Une crise couvant sur les marchés du crédit privé révèle des fissures structurelles profondes dans le boom des centres de données IA, attirant désormais l'attention des régulateurs.
Une crise systémique se prépare sur le marché du crédit privé alors que le déploiement des centres de données IA, son principal moteur de croissance, s'essouffle : jusqu'à 50 % des projets prévus pour 2026 font face à des retards ou des annulations. Ce ralentissement a exposé la vulnérabilité du marché, provoquant une vague de retraits des fonds, la création de credit default swaps (CDS) pour spéculer à la baisse sur le secteur, et l'intervention de la Réserve fédérale et du Département du Trésor pour surveiller les risques croissants.
« Le boom des centres de données américains se heurte à un mur puissant de frictions logistiques », a déclaré George Gianarikas, analyste chez Canaccord Genuity.
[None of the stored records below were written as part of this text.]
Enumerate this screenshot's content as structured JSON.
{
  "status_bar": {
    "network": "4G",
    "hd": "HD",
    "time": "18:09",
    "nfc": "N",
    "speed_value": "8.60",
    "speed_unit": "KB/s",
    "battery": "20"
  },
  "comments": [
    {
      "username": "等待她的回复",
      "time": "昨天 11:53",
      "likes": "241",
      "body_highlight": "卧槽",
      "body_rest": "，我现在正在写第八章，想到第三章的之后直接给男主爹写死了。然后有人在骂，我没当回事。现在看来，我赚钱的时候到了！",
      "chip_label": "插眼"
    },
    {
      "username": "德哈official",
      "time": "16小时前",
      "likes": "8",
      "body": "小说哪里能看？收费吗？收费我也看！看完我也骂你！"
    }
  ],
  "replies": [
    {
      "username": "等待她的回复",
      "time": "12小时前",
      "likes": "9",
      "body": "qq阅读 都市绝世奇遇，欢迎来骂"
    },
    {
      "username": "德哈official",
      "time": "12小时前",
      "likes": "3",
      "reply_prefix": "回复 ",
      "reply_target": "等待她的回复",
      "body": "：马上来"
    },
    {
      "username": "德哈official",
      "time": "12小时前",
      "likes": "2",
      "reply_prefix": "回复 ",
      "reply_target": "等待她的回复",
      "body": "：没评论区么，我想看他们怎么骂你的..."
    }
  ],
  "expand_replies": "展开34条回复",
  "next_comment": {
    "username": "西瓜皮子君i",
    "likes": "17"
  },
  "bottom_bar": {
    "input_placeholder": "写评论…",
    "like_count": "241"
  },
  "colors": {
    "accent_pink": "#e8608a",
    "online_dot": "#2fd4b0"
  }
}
Il a mis en garde contre « une série de promesses non tenues » pour l'expansion numérique de la fin des années 2020 si l'intégration du réseau électrique et de la fabrication ne peut être fondamentalement accélérée.
Le problème central réside dans l'écart massif entre la construction prévue et la construction réelle. Selon les données de Sightline Climate, seulement 5 gigawatts des 16 gigawatts de capacité de centres de données prévus pour 2026 sont actuellement en cours. Cet échec du côté de l'offre menace directement la qualité des prêts liés aux projets d'infrastructure IA, qui ont été une source clé de croissance pour les pools d'actifs de crédit privé.
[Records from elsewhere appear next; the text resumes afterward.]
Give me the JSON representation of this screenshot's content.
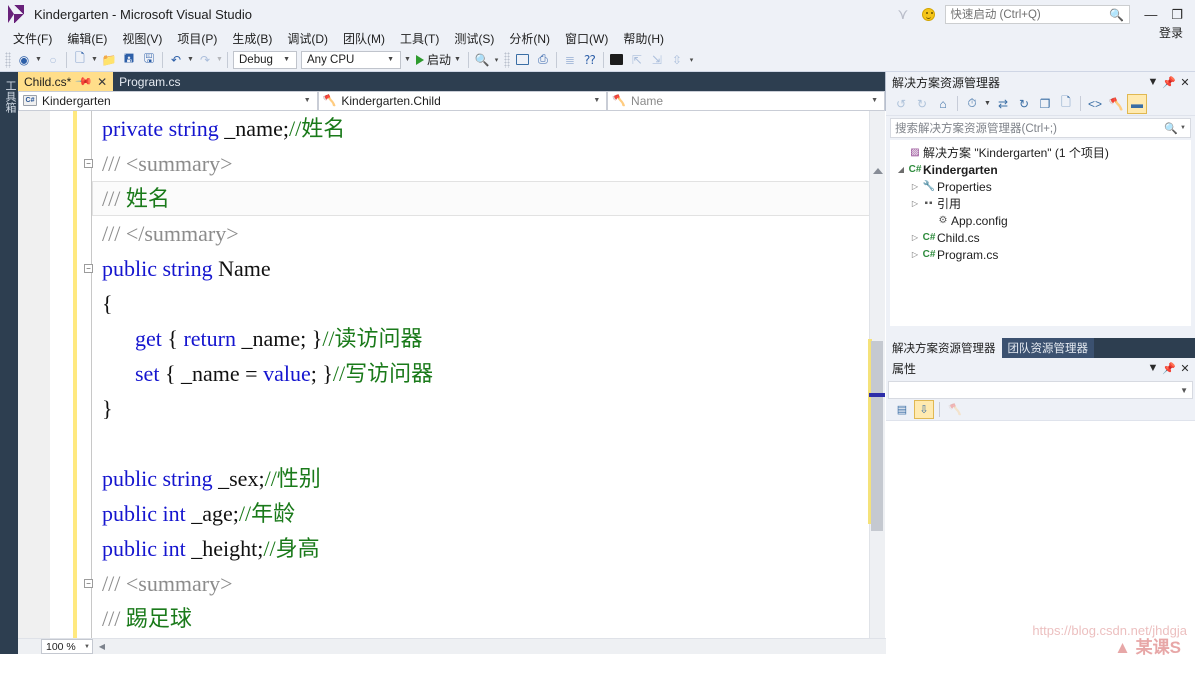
{
  "titlebar": {
    "app_title": "Kindergarten - Microsoft Visual Studio",
    "quick_launch_placeholder": "快速启动 (Ctrl+Q)",
    "sign_in": "登录",
    "minimize": "—",
    "restore": "❐"
  },
  "menu": {
    "items": [
      {
        "label": "文件(F)"
      },
      {
        "label": "编辑(E)"
      },
      {
        "label": "视图(V)"
      },
      {
        "label": "项目(P)"
      },
      {
        "label": "生成(B)"
      },
      {
        "label": "调试(D)"
      },
      {
        "label": "团队(M)"
      },
      {
        "label": "工具(T)"
      },
      {
        "label": "测试(S)"
      },
      {
        "label": "分析(N)"
      },
      {
        "label": "窗口(W)"
      },
      {
        "label": "帮助(H)"
      }
    ]
  },
  "toolbar": {
    "config_value": "Debug",
    "platform_value": "Any CPU",
    "run_label": "启动"
  },
  "left_strip": {
    "toolbox_label": "工具箱"
  },
  "editor": {
    "tabs": [
      {
        "label": "Child.cs*",
        "active": true
      },
      {
        "label": "Program.cs",
        "active": false
      }
    ],
    "nav_project": "Kindergarten",
    "nav_type": "Kindergarten.Child",
    "nav_member": "Name",
    "zoom_level": "100 %",
    "code_lines": [
      {
        "indent": 0,
        "tokens": [
          {
            "t": "private ",
            "c": "kw"
          },
          {
            "t": "string ",
            "c": "kw"
          },
          {
            "t": "_name;",
            "c": "id"
          },
          {
            "t": "//姓名",
            "c": "cm"
          }
        ]
      },
      {
        "indent": 0,
        "fold": true,
        "tokens": [
          {
            "t": "/// ",
            "c": "doc"
          },
          {
            "t": "<summary>",
            "c": "doc"
          }
        ]
      },
      {
        "indent": 0,
        "highlight": true,
        "tokens": [
          {
            "t": "/// ",
            "c": "doc"
          },
          {
            "t": "姓名",
            "c": "docg"
          }
        ]
      },
      {
        "indent": 0,
        "tokens": [
          {
            "t": "/// ",
            "c": "doc"
          },
          {
            "t": "</summary>",
            "c": "doc"
          }
        ]
      },
      {
        "indent": 0,
        "fold": true,
        "tokens": [
          {
            "t": "public ",
            "c": "kw"
          },
          {
            "t": "string ",
            "c": "kw"
          },
          {
            "t": "Name",
            "c": "id"
          }
        ]
      },
      {
        "indent": 0,
        "tokens": [
          {
            "t": "{",
            "c": "id"
          }
        ]
      },
      {
        "indent": 1,
        "tokens": [
          {
            "t": "get ",
            "c": "kw"
          },
          {
            "t": "{ ",
            "c": "id"
          },
          {
            "t": "return ",
            "c": "kw"
          },
          {
            "t": "_name; }",
            "c": "id"
          },
          {
            "t": "//读访问器",
            "c": "cm"
          }
        ]
      },
      {
        "indent": 1,
        "tokens": [
          {
            "t": "set ",
            "c": "kw"
          },
          {
            "t": "{ _name = ",
            "c": "id"
          },
          {
            "t": "value",
            "c": "kw"
          },
          {
            "t": "; }",
            "c": "id"
          },
          {
            "t": "//写访问器",
            "c": "cm"
          }
        ]
      },
      {
        "indent": 0,
        "tokens": [
          {
            "t": "}",
            "c": "id"
          }
        ]
      },
      {
        "indent": 0,
        "tokens": []
      },
      {
        "indent": 0,
        "tokens": [
          {
            "t": "public ",
            "c": "kw"
          },
          {
            "t": "string ",
            "c": "kw"
          },
          {
            "t": "_sex;",
            "c": "id"
          },
          {
            "t": "//性别",
            "c": "cm"
          }
        ]
      },
      {
        "indent": 0,
        "tokens": [
          {
            "t": "public ",
            "c": "kw"
          },
          {
            "t": "int ",
            "c": "kw"
          },
          {
            "t": "_age;",
            "c": "id"
          },
          {
            "t": "//年龄",
            "c": "cm"
          }
        ]
      },
      {
        "indent": 0,
        "tokens": [
          {
            "t": "public ",
            "c": "kw"
          },
          {
            "t": "int ",
            "c": "kw"
          },
          {
            "t": "_height;",
            "c": "id"
          },
          {
            "t": "//身高",
            "c": "cm"
          }
        ]
      },
      {
        "indent": 0,
        "fold": true,
        "tokens": [
          {
            "t": "/// ",
            "c": "doc"
          },
          {
            "t": "<summary>",
            "c": "doc"
          }
        ]
      },
      {
        "indent": 0,
        "tokens": [
          {
            "t": "/// ",
            "c": "doc"
          },
          {
            "t": "踢足球",
            "c": "docg"
          }
        ]
      }
    ]
  },
  "solution_explorer": {
    "title": "解决方案资源管理器",
    "search_placeholder": "搜索解决方案资源管理器(Ctrl+;)",
    "tree": [
      {
        "depth": 0,
        "expander": "",
        "icon": "solution-icon",
        "glyph": "▨",
        "label": "解决方案 \"Kindergarten\" (1 个项目)",
        "bold": false
      },
      {
        "depth": 0,
        "expander": "◢",
        "icon": "csproj-icon",
        "glyph": "C#",
        "label": "Kindergarten",
        "bold": true
      },
      {
        "depth": 1,
        "expander": "▷",
        "icon": "properties-icon",
        "glyph": "🔧",
        "label": "Properties",
        "bold": false
      },
      {
        "depth": 1,
        "expander": "▷",
        "icon": "references-icon",
        "glyph": "▪▪",
        "label": "引用",
        "bold": false
      },
      {
        "depth": 2,
        "expander": "",
        "icon": "config-file-icon",
        "glyph": "⚙",
        "label": "App.config",
        "bold": false
      },
      {
        "depth": 1,
        "expander": "▷",
        "icon": "csfile-icon",
        "glyph": "C#",
        "label": "Child.cs",
        "bold": false
      },
      {
        "depth": 1,
        "expander": "▷",
        "icon": "csfile-icon",
        "glyph": "C#",
        "label": "Program.cs",
        "bold": false
      }
    ],
    "dock_tabs": [
      {
        "label": "解决方案资源管理器",
        "active": true
      },
      {
        "label": "团队资源管理器",
        "active": false
      }
    ]
  },
  "properties_panel": {
    "title": "属性"
  },
  "watermark": {
    "url": "https://blog.csdn.net/jhdgja",
    "logo": "▲ 某课S"
  }
}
Wall Street se positionne déjà pour les retombées, avec l'introduction d'instruments CDS de crédit privé signalant que les investisseurs institutionnels commencent à intégrer le stress systémique. L'implication de la Fed et du Trésor confirme davantage la vigilance des régulateurs face à une contagion potentielle, créant une tempête parfaite de pressions sur cette classe d'actifs.
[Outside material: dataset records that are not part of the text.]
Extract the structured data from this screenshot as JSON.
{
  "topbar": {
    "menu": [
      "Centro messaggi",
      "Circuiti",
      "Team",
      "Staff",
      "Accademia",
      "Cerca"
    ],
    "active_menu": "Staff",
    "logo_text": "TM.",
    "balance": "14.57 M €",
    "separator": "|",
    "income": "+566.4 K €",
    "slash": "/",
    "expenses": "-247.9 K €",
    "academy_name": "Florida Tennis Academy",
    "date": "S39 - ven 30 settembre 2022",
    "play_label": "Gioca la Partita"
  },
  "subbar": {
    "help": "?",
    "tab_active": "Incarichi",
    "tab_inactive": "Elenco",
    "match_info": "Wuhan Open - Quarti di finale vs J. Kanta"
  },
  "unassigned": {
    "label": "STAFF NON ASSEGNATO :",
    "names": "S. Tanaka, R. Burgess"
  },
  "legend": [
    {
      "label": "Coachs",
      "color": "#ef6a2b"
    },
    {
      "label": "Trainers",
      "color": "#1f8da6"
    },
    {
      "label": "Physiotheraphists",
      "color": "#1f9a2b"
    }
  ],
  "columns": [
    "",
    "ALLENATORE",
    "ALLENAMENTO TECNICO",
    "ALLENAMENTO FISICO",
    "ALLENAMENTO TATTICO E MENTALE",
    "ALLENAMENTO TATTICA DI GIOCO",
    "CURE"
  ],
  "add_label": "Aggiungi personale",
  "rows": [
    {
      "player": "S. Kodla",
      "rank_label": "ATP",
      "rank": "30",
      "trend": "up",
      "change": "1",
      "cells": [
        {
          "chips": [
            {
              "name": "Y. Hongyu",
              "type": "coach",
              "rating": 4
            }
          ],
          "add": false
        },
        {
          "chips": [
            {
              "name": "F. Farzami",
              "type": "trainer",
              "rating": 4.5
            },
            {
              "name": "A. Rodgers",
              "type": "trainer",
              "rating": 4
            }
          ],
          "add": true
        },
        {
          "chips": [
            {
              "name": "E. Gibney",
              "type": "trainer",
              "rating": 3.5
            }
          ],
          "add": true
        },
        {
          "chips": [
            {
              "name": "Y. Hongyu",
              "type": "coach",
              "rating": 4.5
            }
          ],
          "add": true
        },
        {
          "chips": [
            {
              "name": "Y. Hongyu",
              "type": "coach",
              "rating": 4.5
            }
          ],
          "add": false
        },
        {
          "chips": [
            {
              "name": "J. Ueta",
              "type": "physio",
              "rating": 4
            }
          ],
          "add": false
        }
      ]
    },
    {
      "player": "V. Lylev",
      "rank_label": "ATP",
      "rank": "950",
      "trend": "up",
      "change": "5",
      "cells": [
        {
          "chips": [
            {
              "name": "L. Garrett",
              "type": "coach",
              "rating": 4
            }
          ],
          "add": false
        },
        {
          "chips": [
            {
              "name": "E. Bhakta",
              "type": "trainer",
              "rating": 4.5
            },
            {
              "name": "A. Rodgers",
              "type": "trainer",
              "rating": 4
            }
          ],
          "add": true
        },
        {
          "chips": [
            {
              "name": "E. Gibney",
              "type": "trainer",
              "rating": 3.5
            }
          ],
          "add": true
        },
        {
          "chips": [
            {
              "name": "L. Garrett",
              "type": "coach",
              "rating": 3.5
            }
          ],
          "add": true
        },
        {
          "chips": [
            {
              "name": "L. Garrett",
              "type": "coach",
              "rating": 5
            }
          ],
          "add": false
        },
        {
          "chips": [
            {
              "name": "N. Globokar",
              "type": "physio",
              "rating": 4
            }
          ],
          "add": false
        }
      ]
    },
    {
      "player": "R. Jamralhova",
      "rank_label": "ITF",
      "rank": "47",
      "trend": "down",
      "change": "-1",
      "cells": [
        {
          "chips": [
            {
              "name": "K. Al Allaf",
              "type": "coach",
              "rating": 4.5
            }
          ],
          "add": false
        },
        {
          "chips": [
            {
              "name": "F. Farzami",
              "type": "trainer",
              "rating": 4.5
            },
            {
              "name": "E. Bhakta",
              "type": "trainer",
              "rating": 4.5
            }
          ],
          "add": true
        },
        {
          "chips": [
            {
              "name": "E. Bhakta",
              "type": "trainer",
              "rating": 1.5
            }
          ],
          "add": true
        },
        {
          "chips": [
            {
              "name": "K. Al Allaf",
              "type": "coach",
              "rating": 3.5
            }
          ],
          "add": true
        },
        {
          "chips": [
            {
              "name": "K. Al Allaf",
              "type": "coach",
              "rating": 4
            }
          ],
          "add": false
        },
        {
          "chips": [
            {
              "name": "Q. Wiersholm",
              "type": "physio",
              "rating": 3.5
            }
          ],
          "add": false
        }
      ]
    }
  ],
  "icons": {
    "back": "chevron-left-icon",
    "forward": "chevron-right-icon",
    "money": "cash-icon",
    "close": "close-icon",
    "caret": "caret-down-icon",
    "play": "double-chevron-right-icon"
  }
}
Le goulot d'étranglement des centres de données ébranle les fondations
L'expansion rapide du marché du crédit privé ces dernières années était étroitement liée au boom du financement des infrastructures d'IA. Ce récit fait maintenant face à un sévère rappel à la réalité. Le rapport de Sightline Climate, « 2026 Data Center Outlook », précise que sur 140 projets prévus pour ajouter 16 GW de capacité, une part importante est à l'arrêt. Les principaux facteurs de retard incluent les goulots d'étranglement de l'approvisionnement en électricité (25 % des projets n'ayant pas encore divulgué de source d'énergie), une opposition communautaire efficace et des pénuries critiques d'équipements de réseau électrique.
Cet écart est appelé à se creuser. Pour 2027, seulement 6,3 GW sur les 21,5 GW prévus sont en construction. Plus loin, entre 2028 et 2032, seuls 4,5 GW sur les 37 GW d'infrastructures prévues ont été mis en chantier. « La puissance de calcul n'est tout simplement pas là », a déclaré Shreeti Kapa, directrice exécutive chez Goldman Sachs, dans un récent rapport, citant un consensus lors d'un dîner d'investisseurs. « Les goulots d'étranglement sont réels et ils sont là pour durer. »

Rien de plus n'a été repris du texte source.